I think Evan also indirectly appeals to ‘inductive biases’ in the parameter to function mapping of neural networks, e.g. the result Joar Skalse contributed to about properties of random nets.
- DanielFilan 19 Feb 2021 2:03 UTC
  LW: 4 AF: 2
  AF Parent
  Also my biggest take-away was the argument for why we shouldn’t expect myopia by default.
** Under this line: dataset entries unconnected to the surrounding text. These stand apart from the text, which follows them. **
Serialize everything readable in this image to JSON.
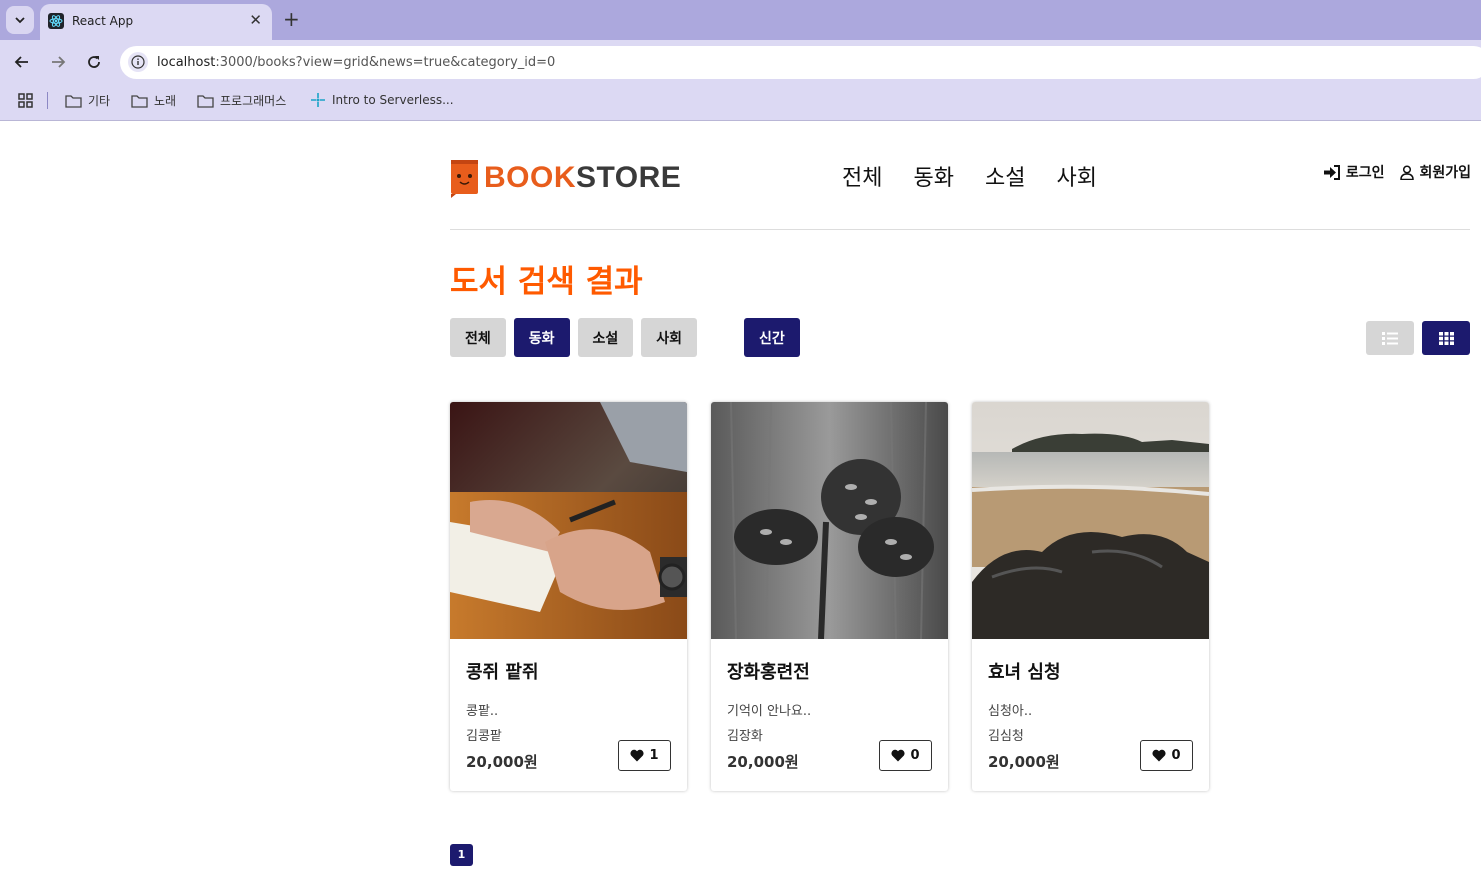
{
  "browser": {
    "tab_title": "React App",
    "url_host": "localhost",
    "url_rest": ":3000/books?view=grid&news=true&category_id=0",
    "bookmarks": [
      {
        "label": "기타",
        "icon": "folder-icon"
      },
      {
        "label": "노래",
        "icon": "folder-icon"
      },
      {
        "label": "프로그래머스",
        "icon": "folder-icon"
      },
      {
        "label": "Intro to Serverless...",
        "icon": "serverless-icon"
      }
    ]
  },
  "header": {
    "logo_part1": "BOOK",
    "logo_part2": "STORE",
    "nav": [
      "전체",
      "동화",
      "소설",
      "사회"
    ],
    "login": "로그인",
    "signup": "회원가입"
  },
  "main": {
    "title": "도서 검색 결과",
    "filters": [
      {
        "label": "전체",
        "active": false
      },
      {
        "label": "동화",
        "active": true
      },
      {
        "label": "소설",
        "active": false
      },
      {
        "label": "사회",
        "active": false
      }
    ],
    "news_filter": {
      "label": "신간",
      "active": true
    },
    "view_mode": "grid",
    "books": [
      {
        "title": "콩쥐 팥쥐",
        "summary": "콩팥..",
        "author": "김콩팥",
        "price": "20,000원",
        "likes": "1",
        "image": "writing-notebook"
      },
      {
        "title": "장화홍련전",
        "summary": "기억이 안나요..",
        "author": "김장화",
        "price": "20,000원",
        "likes": "0",
        "image": "pinecones"
      },
      {
        "title": "효녀 심청",
        "summary": "심청아..",
        "author": "김심청",
        "price": "20,000원",
        "likes": "0",
        "image": "beach-rocks"
      }
    ],
    "pagination": {
      "current": "1"
    }
  },
  "colors": {
    "accent": "#ff5a00",
    "primary": "#1c1a6e",
    "inactive": "#d6d6d6",
    "browser_frame": "#aca8dd"
  }
}
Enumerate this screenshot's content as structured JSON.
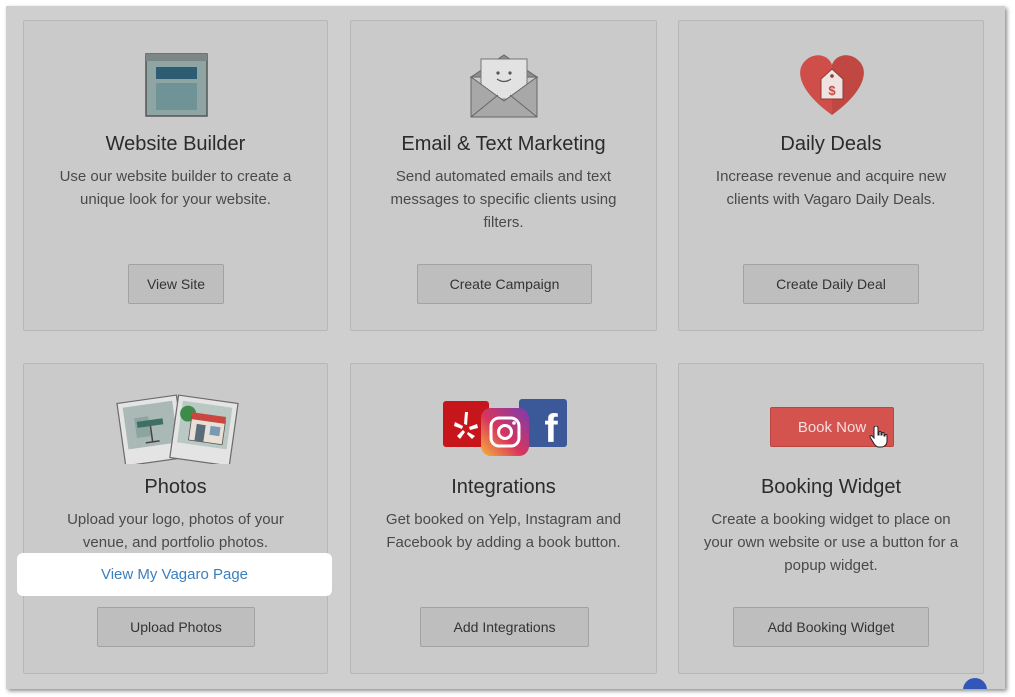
{
  "cards": [
    {
      "title": "Website Builder",
      "description": "Use our website builder to create a unique look for your website.",
      "button": "View Site",
      "icon": "website-icon"
    },
    {
      "title": "Email & Text Marketing",
      "description": "Send automated emails and text messages to specific clients using filters.",
      "button": "Create Campaign",
      "icon": "envelope-icon"
    },
    {
      "title": "Daily Deals",
      "description": "Increase revenue and acquire new clients with Vagaro Daily Deals.",
      "button": "Create Daily Deal",
      "icon": "heart-price-tag-icon",
      "icon_text": "$"
    },
    {
      "title": "Photos",
      "description": "Upload your logo, photos of your venue, and portfolio photos.",
      "link": "View My Vagaro Page",
      "button": "Upload Photos",
      "icon": "photos-icon"
    },
    {
      "title": "Integrations",
      "description": "Get booked on Yelp, Instagram and Facebook by adding a book button.",
      "button": "Add Integrations",
      "icon": "social-logos-icon",
      "facebook_letter": "f"
    },
    {
      "title": "Booking Widget",
      "description": "Create a booking widget to place on your own website or use a button for a popup widget.",
      "button": "Add Booking Widget",
      "preview_button": "Book Now",
      "icon": "book-now-button-icon"
    }
  ],
  "colors": {
    "overlay": "#cfcfcf",
    "card": "#cacaca",
    "button": "#bebebe",
    "link": "#3a7fc0",
    "book_now": "#d4534e",
    "heart": "#d4534e"
  }
}
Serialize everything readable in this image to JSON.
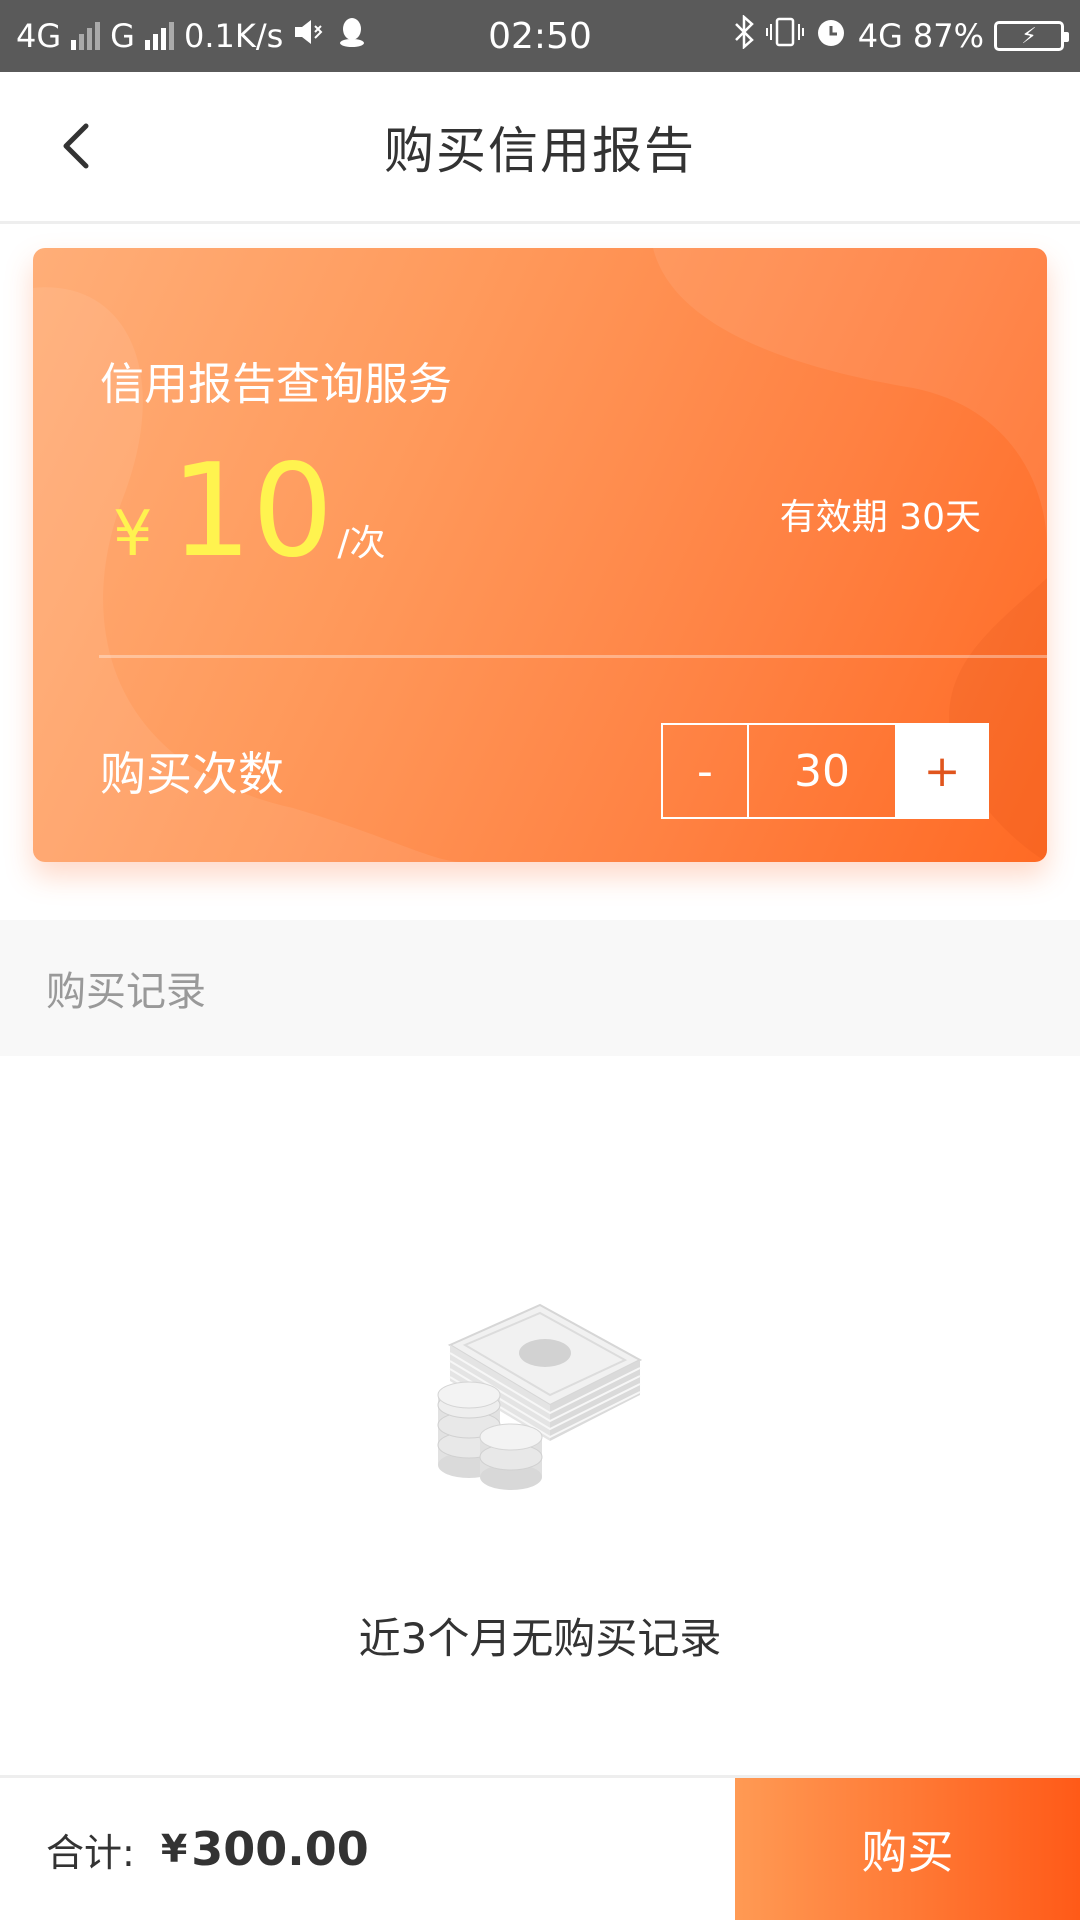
{
  "status_bar": {
    "left_network1": "4G",
    "left_network2": "G",
    "speed": "0.1K/s",
    "time": "02:50",
    "net_right": "4G",
    "battery_percent": "87%",
    "icons": [
      "signal-icon",
      "volume-icon",
      "qq-icon",
      "bluetooth-icon",
      "vibrate-icon",
      "alarm-icon",
      "battery-icon"
    ]
  },
  "header": {
    "title": "购买信用报告",
    "back_icon": "chevron-left-icon"
  },
  "card": {
    "title": "信用报告查询服务",
    "currency": "¥",
    "price": "10",
    "unit": "/次",
    "validity": "有效期 30天",
    "qty_label": "购买次数",
    "minus": "-",
    "qty_value": "30",
    "plus": "+",
    "colors": {
      "price": "#fff34f",
      "gradient_start": "#ffae78",
      "gradient_end": "#ff6a24"
    }
  },
  "records": {
    "title": "购买记录",
    "empty_text": "近3个月无购买记录",
    "illustration": "money-stack-icon"
  },
  "bottom": {
    "total_label": "合计:",
    "currency": "¥",
    "total_amount": "300.00",
    "buy_label": "购买"
  }
}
But perhaps this was already obvious to others.
  - Rohin Shah 19 Feb 2021 4:32 UTC
    LW: 4 AF: 4
    AF Parent
    So my understanding is there are two arguments:
    A myopic objective requires an extra distinction to say “don’t continue past the end of the episode”
    Something about online learning
    The online learning argument is actually super complicated and dependent on a bunch of factors, so I’m not going to summarize that one here. So I’ve just added the other one:
    Even if training on a myopic base objective, we might expect the mesa objective to be non-myopic, as the non-myopic objective “pursue X” is simpler than the myopic objective “pursue X until time T”.
- Rohin Shah 19 Feb 2021 4:21 UTC
  LW: 2 AF: 2
  AF Parent
  I did mean to include that; going to delete the word “algorithms” since that’s what’s causing the ambiguity.